Realities about renewable energy.
About 65% of the hours of the year, solar energy is minimal or zero.
About 30% of the hours of the year, wind energy is minimal or zero.
Many of these hours overlap and occur AT RANDOM.
That means, absent economically-viable, utility-scale energy storage (not yet invented, except impounded hydro), almost ALL conventional generating units are required almost ALL hours of the year to provide energy when solar and wind energy are insufficient.
It is called having “capacity adequacy” and it is NOT free, because all these generators would need to be:
- Kept in good working order
- Replaced on a scheduled basis with new ones,
to be ready to serve on a moment’s notice.

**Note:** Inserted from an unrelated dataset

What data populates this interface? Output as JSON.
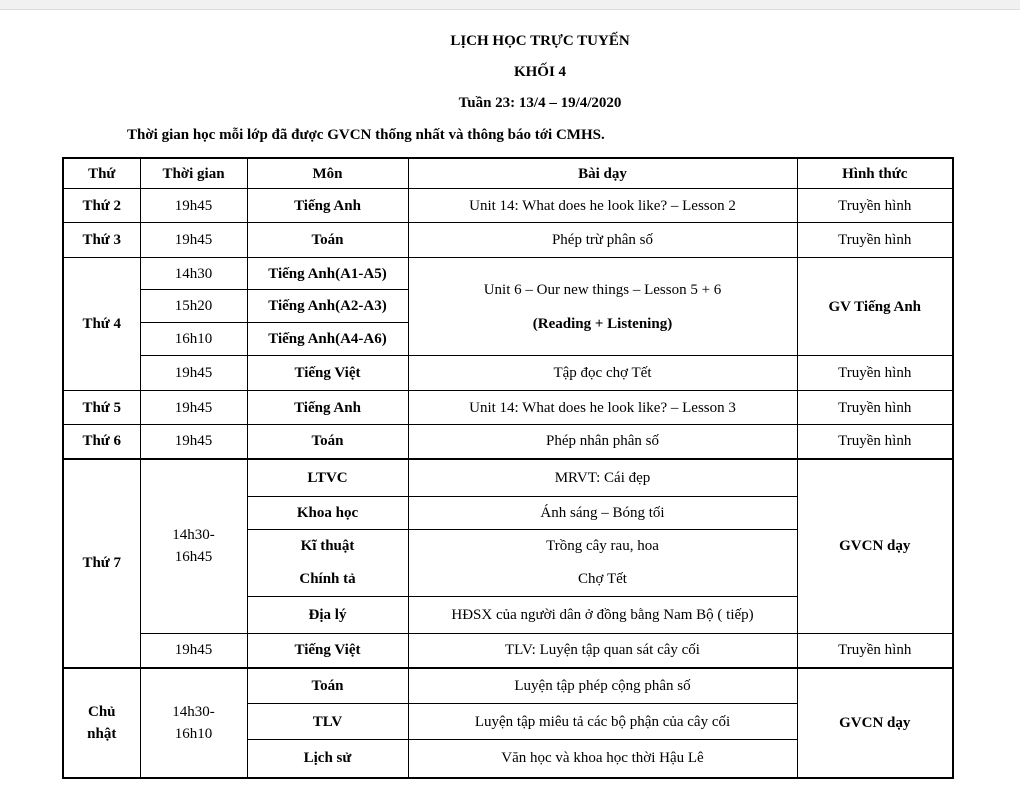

Capacity adequacy, and its operation, adds at least 5 c/kWh to the cost of:
- Delivering the sum of “fill-in” conventional energy + balancing the variable wind and solar energy, a significant “externality”, plus
- Extensive redesign and augmentation of existing grids to connect the distributed energy sources and control their variable, intermittent energy with the less-efficiently-operated conventional generators operating in inefficient, part-load-balancing mode.
If wind and solar energy require super grids, should not their cost be added to the cost of wind and solar?
Because Germany lacks grid adequacy to deal with increasing variable RE generation during an increasing number of hours of the year, Germany's answer has been, is, and will be, to increasingly use foreign grids to balance its variable RE energy, but Germany ends up selling this excess energy at near zero prices after subsidizing it at about 20 eurocent/kWh.
RE aficionados crowing about Germany exporting energy sounds rather hollow, especially when increased coal use causes Germany's annual CO2 emissions to INCREASE,
They are not crowing about:
- The adverse impact wind energy has on the traditional generators (without them, wind energy would be dead in the water)
- The extra transmission and the extra balancing capacity investments
- The high German household electric rates which are second highest in Europe at 29.5 eurocent/kWh, incl. fees, EEG, VAT and other taxes, right after Denmark.
No wonder, Germany and its ENERGIEWENDE has become the laughing stock of Europe.
However, because of increasing expensive RE generation from its too expensive ENERGIEWENDE, it is starting to bump up against the capacity, MW, of transmission connections with foreign grids (congestion and curtailments?), which will require Germany to finally make many billions of dollars of investments in grid expansions that should have been made at least 10 years ago.
The excuse for not doing it was the fable, it would not be necessary, because of smart grid, supply and demand management, electric cars acting as storage, economically-viable, utility-scale storage being just around the corner, etc., all of which turned out to be much slower and more expensive to implement, even by rich Germany, never mind by poor states, such as Vermont.
Basically, Germany rushed out the door to fight global warming, without being fully equipped for the battle, and deluding itself regarding the cost, etc. Somewhat similar to the way it rushed into Russia during WW II.